02 dezembro 2006

O Público, as mães e as outras

Uma página de publicidade a um livro, seu ou dos outros, não custa nada a um jornal e nem parece mal. Agora, se o jornal é o Público, um jornal de «referência», e o livro «A Mãe na Poesia Portuguesa», ainda que uma «antologia inédita» de Albino Martins, então é preciso começar a desconfiar, ainda por cima vivendo-se numa época em que se travará, em Portugal, mais uma guerra à volta do aborto.
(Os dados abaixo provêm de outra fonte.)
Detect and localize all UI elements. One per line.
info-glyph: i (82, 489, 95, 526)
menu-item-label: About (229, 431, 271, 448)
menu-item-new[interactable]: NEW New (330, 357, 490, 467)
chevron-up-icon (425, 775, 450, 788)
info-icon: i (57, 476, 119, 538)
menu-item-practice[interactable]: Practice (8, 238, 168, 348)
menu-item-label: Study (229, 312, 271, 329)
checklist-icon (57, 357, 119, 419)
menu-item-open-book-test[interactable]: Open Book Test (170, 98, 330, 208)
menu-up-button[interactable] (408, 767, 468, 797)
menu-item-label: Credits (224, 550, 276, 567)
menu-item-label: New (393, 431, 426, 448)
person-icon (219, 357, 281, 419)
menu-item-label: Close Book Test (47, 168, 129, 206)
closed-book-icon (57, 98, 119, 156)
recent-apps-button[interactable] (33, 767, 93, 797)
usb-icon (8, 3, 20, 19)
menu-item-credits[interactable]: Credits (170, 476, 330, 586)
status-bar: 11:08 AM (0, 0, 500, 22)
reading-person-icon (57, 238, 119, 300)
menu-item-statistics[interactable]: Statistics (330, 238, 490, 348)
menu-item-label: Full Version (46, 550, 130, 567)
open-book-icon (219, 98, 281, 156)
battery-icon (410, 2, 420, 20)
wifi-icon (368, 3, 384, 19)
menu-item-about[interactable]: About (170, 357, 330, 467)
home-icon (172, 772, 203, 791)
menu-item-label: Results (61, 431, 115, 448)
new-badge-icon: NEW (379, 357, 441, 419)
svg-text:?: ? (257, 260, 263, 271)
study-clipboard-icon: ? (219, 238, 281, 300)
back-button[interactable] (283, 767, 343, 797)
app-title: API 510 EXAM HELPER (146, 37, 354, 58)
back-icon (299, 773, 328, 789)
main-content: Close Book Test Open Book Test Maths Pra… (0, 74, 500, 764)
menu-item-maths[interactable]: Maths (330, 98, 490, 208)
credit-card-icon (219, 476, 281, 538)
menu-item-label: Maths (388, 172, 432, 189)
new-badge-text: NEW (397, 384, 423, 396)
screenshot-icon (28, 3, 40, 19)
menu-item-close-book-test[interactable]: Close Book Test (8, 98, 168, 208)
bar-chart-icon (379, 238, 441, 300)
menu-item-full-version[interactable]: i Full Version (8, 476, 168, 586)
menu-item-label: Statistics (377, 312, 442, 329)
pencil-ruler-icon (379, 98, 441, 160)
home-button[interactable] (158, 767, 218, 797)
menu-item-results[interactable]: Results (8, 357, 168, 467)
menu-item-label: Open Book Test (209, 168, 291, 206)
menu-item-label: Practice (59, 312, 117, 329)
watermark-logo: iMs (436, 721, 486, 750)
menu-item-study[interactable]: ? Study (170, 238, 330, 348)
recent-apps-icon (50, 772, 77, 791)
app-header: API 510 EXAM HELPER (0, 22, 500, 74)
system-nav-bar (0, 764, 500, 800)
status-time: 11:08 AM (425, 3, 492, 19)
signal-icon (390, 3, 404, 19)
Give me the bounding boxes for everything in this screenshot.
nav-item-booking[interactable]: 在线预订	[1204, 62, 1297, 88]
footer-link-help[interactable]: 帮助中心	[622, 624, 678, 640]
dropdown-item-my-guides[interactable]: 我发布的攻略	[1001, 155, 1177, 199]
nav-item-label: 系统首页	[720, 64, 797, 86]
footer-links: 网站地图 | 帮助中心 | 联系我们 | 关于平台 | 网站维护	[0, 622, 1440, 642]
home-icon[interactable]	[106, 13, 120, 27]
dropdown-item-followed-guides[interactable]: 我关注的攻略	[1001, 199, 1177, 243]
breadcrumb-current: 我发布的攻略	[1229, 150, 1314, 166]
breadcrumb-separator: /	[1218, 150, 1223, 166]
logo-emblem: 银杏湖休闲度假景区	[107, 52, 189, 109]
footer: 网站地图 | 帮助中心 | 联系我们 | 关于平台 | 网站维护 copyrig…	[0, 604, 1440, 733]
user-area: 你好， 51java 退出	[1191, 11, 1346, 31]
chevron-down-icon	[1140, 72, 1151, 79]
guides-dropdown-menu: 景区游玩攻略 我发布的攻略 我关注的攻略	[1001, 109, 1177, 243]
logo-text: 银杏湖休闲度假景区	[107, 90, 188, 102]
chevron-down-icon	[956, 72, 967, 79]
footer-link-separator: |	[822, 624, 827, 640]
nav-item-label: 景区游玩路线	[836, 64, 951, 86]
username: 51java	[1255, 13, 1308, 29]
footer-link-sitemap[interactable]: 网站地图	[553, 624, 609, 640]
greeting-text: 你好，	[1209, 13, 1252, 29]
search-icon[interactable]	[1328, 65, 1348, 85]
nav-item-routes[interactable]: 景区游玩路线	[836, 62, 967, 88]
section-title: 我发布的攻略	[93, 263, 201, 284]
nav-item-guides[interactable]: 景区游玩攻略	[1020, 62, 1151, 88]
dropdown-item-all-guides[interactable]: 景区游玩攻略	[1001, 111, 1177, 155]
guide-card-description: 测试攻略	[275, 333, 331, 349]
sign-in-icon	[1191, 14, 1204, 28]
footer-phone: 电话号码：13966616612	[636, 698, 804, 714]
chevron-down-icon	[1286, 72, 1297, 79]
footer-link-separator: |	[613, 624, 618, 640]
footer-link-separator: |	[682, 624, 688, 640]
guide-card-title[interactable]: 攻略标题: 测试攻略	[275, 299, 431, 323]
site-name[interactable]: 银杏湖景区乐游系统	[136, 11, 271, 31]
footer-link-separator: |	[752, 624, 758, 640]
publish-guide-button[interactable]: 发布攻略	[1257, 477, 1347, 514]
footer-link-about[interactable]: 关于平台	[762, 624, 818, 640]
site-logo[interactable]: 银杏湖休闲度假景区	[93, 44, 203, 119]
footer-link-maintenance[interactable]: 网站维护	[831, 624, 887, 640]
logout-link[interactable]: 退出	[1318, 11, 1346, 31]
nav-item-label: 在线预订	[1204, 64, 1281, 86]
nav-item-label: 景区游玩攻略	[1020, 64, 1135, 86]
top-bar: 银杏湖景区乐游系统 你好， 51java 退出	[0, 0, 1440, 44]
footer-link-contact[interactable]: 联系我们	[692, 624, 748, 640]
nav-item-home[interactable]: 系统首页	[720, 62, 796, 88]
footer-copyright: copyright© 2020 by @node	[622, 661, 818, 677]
Estranhamente, o dispositivo do anúncio com um singelo «Obrigado eu.» a meio da página, parece um argumento daquele discurso anti-aborto em que o adulto actual agradece por ter nascido, ou por ter tido a oportunidade de nascer. «Neste Natal», o «Público presta a merecida homenagem a todas as mães», e ao fazê-lo parece esquecer-se das outras mulheres, das que não são mães, qualquer que seja a razão, das que nunca o foram, das que nunca o serão. Quer dizer que o sentido de oportunidade desta «homenagem às mães» é forçado e extemporâneo, a não ser que o Público vá fazer o que a Renascença já fez, mas não tenha ainda tido a coragem para vir anunciá-lo e, por enquanto, vai avançando com estes pequemos passos de homenagens, a ver o que é que dá.
Tudo isto pode ser perfeitamente inocente. Mas nos tempos que correm e por causa dos afrontamentos, mais vale desconfiar e prevenir.